The Nazi-hunting Simon Wiesenthal Centre has said that Australia risked becoming an international joke if it accepted alleged death camp officer Konrad Kalejs following his expulsion from Britain. The Australian Government has quite rightly taken that risk. In the end, Australia will be seen as applying the rule of law to the case. Australian authorities require evidence before they can arbitrarily refuse entry to the country of one of its citizens. Australian authorities will require enough evidence to arrest and charge Mr Kalejs under the War Crimes Act or evidence that he obtained his Australian citizenship by fraud before it can be taken away so that he can be deported to Latvia. The Wiesenthal Centre alleges that Mr Kalejs, 86, was a member of a death squad in Latvia during World War II. In response, Immigration Minister Philip Ruddock says Australia will not be bullied into banning Mr Kalejs’ return.
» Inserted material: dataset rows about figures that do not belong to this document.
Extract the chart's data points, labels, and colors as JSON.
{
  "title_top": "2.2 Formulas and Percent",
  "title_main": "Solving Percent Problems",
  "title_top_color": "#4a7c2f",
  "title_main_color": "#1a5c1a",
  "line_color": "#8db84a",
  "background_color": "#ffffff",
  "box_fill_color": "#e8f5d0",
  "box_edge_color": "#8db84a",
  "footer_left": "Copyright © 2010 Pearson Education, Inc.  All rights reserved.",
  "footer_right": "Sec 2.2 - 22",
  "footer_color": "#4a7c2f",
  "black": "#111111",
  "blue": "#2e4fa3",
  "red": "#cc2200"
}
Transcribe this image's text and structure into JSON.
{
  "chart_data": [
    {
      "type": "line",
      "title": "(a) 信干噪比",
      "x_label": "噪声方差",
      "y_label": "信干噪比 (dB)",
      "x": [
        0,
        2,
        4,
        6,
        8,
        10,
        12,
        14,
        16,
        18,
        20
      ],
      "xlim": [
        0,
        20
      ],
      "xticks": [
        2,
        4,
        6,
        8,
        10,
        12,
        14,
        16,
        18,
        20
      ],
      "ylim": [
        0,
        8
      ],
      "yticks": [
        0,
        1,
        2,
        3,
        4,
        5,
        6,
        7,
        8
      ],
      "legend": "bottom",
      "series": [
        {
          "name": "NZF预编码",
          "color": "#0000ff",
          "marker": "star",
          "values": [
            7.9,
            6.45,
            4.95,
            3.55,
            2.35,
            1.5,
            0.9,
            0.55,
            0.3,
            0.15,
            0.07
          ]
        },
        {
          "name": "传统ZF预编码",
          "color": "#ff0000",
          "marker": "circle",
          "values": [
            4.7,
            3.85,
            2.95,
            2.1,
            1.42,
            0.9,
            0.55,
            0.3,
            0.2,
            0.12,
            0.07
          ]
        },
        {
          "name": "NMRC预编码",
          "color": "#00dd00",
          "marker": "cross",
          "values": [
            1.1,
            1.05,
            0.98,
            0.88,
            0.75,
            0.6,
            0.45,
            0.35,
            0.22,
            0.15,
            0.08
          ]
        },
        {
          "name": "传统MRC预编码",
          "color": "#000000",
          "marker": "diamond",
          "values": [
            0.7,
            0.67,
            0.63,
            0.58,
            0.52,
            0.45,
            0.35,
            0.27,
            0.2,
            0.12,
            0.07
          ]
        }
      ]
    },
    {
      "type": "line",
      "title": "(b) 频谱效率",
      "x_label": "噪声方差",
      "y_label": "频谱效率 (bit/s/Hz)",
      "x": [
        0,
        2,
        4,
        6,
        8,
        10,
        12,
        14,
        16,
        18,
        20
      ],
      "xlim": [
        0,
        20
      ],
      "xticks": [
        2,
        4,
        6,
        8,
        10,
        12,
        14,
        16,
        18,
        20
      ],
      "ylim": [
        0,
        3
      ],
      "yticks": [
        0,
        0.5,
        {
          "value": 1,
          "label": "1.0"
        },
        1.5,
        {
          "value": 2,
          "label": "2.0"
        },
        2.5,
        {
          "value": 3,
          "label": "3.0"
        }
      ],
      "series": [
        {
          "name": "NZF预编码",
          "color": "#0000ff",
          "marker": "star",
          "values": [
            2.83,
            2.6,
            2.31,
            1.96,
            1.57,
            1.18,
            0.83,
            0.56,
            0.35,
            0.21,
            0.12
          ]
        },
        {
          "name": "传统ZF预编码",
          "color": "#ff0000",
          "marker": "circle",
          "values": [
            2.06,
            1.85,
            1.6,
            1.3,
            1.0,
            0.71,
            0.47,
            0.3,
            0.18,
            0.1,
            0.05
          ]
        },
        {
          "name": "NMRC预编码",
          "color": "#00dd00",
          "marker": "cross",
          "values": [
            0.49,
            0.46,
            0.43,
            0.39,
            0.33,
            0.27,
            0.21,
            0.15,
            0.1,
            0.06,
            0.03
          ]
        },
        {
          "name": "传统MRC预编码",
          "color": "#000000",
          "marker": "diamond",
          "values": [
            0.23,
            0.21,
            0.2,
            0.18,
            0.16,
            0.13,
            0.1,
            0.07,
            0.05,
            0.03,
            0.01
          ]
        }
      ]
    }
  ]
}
Mr Ruddock is right. Australian citizenship carries with it a right of residence and a right to be presumed innocent until proved guilty. If Australian authorities deported a citizen, it would breach that right. Indeed, it would be stooping to the very arbitrary rule and abrogation of the rule of law that was so repulsive in the Nazi regime.
By all means Australian authorities should assess, as quickly as possible, whether Mr Kalejs obtained his citizenship by fraud and whether there is enough evidence to mount a case to revoke it. And Australian authorities should assess the evidence to make a war crimes charge. The latter, however, is fraught with difficulty. Britain, which has similar war-crimes laws as Australia and similar procedures for prosecution has not moved to arrest Mr Kalejs. It has moved to expel him, as it is entitled to do, merely on the ground that he is not a British citizen and therefore has no right of abode in Britain.